“ Seratus Delapan Puluh Menit Menjid Raya Baiturrahman menjadi Eskaped Building ”
Suara Serene meraung – raung dari kejauhan, geuma azan di kumandangkan
di mana mana, dalam sekejab ratusan warga Banda Aceh tumpah ruah memadati
perkarangan mesjid raya baiturrahman.
Nurhasanah Seorang ibu rumah tangga berlarian tertatih –
tatih, tanganya menggengam erat kedua putri nya, isak tangis yang tersendu -
sendu membuat seisi perkarangan berhamburan masuk kedalam mesjid, tak sadarkan
diri, ada yang sudah menaiki pagar pembatas teras mesjid, semua orang panik
pada hari itu, di tambah lagi suara teriak tsunami.
Biasanya, mesjid nan megah itu, di ramaikan orang – orang yang
melakukan kegiatan keagamaan, baik sholat, maulid, hari raya, dan kegiatan
keamaan lainya, menjelang sore itu, jarum jam menujukan pukul 15: 45, ruas
perkarangan mesjid kembali di sesaki warga yang sedang dalam kepanikan yang
luar biasa.
Rabu 11 april 2012 serambi mekah kembali di guncangkan
gempa, Rakyat Aceh baru saja menyelesaikan hajatan pesta demokrasi lima tahunan, “ Tak pernah
kita sangka dan kita duga, disaat rakyat aceh sedang menikmati kemenagan pemilu
kada, yang kuasa kembali menegur kita ” kisah hendri mahasiswa tarbiyah IAIN
Ar-Raniry, yang juga sedang duduk dalam gelisah di teras mesjid raya
baiturahman.
Gempa yang berkekuatan 8,5 skala ricter itu tidak hanya
membuat panik seisi kota ,
akantetapi juga telah membuat ruas – ruas jalan berdesakan serabutan, tak lagi
mehairaukan rambu – rambu jalan, deraian butiran air mata pun mehiasi wajah
sedih warga.
Menurut catatan BMKG, pulau simeulue titik pusat terjadinya gempa
itu berada, wilayah barat aceh sumatra, jarigan Hp ikut terputus seketika,
membuat warga makin resah tak terkira, saat sedang mehubungi keluarga.

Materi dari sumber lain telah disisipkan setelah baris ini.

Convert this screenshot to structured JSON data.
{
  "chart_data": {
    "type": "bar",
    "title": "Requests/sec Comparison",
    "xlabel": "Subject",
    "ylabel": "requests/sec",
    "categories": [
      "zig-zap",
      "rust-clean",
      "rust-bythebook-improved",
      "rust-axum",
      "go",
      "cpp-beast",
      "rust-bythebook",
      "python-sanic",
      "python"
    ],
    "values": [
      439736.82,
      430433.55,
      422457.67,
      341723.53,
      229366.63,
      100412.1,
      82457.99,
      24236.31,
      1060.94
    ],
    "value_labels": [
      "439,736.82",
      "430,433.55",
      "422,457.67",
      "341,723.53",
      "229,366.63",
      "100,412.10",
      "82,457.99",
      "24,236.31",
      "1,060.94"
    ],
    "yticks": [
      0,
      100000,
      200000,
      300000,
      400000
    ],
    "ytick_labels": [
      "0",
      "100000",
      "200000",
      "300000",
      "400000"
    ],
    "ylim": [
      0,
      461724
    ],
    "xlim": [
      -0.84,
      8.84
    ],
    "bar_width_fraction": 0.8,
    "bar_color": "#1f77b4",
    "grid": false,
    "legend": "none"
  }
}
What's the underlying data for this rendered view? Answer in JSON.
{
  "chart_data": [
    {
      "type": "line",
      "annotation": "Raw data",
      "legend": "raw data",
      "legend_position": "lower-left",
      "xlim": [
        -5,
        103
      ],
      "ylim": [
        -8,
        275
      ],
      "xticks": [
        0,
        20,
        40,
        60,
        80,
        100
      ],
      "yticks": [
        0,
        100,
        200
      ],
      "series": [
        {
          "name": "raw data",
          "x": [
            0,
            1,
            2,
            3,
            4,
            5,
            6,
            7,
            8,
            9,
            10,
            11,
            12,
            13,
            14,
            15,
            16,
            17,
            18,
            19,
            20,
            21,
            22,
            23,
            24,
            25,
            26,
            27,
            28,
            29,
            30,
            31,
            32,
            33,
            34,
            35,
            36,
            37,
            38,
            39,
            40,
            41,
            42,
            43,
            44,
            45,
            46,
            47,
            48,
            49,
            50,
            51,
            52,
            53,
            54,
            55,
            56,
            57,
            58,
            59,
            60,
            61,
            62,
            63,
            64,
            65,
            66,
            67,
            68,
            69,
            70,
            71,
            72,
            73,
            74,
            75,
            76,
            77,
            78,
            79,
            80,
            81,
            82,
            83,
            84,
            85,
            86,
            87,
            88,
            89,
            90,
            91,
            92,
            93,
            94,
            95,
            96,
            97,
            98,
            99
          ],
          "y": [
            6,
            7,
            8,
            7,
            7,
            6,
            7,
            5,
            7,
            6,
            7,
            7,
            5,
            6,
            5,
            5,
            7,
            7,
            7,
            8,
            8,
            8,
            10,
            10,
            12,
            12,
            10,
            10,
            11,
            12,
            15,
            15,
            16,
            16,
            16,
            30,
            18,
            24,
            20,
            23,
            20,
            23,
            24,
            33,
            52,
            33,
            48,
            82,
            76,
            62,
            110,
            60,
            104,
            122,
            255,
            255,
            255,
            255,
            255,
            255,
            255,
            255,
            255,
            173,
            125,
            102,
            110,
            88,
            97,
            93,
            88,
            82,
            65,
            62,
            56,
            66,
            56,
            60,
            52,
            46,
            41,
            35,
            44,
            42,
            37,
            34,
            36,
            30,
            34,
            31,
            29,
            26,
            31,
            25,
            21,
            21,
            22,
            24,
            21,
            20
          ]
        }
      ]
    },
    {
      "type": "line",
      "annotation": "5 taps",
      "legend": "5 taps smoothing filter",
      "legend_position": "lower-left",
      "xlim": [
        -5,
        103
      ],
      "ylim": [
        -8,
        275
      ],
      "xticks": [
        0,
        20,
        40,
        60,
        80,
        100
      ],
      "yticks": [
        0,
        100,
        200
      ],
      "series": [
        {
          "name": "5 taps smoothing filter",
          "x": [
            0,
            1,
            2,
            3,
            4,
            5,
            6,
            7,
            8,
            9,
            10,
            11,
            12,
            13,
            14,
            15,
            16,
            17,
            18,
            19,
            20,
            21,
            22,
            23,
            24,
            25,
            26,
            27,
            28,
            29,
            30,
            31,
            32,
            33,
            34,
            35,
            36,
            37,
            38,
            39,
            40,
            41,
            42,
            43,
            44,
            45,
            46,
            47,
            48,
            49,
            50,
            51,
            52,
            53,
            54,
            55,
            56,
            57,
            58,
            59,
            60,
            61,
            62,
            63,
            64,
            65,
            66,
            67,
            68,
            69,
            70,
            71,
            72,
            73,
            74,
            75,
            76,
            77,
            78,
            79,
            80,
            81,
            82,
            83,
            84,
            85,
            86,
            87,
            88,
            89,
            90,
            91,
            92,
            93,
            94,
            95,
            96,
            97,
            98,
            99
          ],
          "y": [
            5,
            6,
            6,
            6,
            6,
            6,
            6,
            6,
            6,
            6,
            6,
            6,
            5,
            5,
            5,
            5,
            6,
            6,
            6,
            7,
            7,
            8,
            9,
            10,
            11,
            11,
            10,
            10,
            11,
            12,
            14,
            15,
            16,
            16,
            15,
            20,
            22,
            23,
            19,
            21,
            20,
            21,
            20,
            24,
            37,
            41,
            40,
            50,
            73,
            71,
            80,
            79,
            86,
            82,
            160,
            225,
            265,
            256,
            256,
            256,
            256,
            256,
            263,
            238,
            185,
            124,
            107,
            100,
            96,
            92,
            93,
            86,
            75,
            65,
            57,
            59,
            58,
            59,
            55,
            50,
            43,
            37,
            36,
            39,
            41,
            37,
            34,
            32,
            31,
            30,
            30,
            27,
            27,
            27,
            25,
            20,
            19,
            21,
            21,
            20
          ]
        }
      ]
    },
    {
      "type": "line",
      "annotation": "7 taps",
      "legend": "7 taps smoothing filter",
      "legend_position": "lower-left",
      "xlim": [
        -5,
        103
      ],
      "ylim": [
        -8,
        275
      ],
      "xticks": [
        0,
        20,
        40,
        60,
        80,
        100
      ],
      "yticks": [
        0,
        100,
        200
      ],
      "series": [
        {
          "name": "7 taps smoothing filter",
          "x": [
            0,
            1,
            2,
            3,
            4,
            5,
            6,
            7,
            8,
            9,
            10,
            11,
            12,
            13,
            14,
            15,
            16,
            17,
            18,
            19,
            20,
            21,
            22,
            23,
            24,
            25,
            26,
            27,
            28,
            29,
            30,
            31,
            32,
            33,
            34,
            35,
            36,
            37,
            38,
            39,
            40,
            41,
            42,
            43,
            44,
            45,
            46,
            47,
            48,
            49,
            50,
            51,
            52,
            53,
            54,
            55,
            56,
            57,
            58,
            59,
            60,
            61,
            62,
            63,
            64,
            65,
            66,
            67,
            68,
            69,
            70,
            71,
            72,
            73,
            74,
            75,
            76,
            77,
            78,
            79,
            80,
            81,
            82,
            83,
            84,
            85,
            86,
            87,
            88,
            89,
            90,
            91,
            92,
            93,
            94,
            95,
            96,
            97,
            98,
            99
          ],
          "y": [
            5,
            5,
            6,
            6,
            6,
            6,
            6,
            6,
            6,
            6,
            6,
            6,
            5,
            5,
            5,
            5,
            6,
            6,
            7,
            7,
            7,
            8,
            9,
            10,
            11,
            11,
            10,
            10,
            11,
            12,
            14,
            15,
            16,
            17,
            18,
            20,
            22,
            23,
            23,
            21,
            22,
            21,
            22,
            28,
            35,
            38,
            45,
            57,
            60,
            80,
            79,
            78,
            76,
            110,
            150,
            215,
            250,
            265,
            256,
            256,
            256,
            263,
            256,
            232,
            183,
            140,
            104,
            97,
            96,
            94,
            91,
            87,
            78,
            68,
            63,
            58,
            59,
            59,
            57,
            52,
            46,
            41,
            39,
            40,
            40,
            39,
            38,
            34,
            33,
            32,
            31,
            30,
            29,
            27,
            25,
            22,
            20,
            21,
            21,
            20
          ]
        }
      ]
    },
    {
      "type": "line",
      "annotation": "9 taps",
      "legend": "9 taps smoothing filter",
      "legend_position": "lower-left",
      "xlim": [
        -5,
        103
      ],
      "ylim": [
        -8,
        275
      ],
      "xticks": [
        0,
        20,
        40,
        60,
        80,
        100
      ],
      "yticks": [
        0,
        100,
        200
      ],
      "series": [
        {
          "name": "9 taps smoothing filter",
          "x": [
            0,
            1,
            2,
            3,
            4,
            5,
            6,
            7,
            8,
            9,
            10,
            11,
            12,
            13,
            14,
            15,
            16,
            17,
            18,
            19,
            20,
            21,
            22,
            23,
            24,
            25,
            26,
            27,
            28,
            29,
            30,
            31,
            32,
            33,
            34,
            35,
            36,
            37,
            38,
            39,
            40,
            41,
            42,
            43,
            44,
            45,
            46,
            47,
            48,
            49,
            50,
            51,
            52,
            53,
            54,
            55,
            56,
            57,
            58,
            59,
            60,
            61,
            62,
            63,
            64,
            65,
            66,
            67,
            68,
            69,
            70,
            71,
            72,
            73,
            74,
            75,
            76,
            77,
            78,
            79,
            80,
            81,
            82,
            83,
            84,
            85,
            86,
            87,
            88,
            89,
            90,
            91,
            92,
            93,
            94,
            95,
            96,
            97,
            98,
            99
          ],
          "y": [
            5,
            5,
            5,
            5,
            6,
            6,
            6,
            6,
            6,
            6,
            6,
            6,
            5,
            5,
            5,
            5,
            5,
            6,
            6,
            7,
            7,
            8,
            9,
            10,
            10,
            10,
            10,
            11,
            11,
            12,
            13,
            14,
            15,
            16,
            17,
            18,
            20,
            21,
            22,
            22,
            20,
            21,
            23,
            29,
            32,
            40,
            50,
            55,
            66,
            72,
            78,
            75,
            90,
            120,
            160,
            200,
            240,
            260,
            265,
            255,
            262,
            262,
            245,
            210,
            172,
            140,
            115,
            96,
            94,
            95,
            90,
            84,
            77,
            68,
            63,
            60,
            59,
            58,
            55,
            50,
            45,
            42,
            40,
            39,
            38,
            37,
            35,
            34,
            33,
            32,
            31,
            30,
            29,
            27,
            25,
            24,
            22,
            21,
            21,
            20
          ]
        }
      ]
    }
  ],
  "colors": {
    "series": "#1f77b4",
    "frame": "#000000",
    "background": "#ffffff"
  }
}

Suara kegaduhan terdegar dari dalam mejid, tak henti, degum
orang membaca al qur an bersahutan, bak sedang ada perlombaan tarik suara, ratusan
warga, baik lelaki, wanita, tua, muda, mulut mereka terus menyerukan tasbih
menyebut tuhan yang Esa.
Hati menciut ketakutan, mereka lari menyelamatakan diri dari
ancaman tsunami, “ Kamo temakeot di meusu sereune tsunaminyan, kamo pike ka di
eik ie lom, makajih kamo plung keno, pesahodro bak mesjid raya ” ( kami takut
ada suara alaram tsunami, kami pikir air naik lagi, makanya kami lari kesini
merapatkan diri ke mesjit raya ) jelas Eva Nadya yang baru saja lari dari
surin.
Riak kecil air kolam yang berada di depan mesjid awal dari
gempa susulan, panik kembali melintang, seakan maut sedang mengintai merengut
siapa saja yang ada di sana, beberapa pohon hasan menjadi pegangan bagi mereka.
Teriak tsunami kembali terdengar dari kejauhan, kocar kacir
warga membuat skurity mesjid lansung mengambil sikap nya, “ Tidak ada tsunami,
kita baru saja di komfirmasi dari pemantau pantai ule lee, tidak ada tanda –
tanda akan terjadi tsunami, jadi kami minta pada warga jangan panik” sambil
merapatkan toa di mulutnya.
Jengkel dengan ulah orang – orang yang tidak bertanggung
jawab “ so yang pegah tsunami nepoh ju keudeh ” siapa yang teriak mengatakan
tsunami pukul saja, sambung nya dengan logat aceh rayek, kilat camera para
wartawan terus mehujati orang – orang yang ada di sana, dari berbagai media mengabadikan
sesen demi sesen kejadian haru dan menegangkan itu.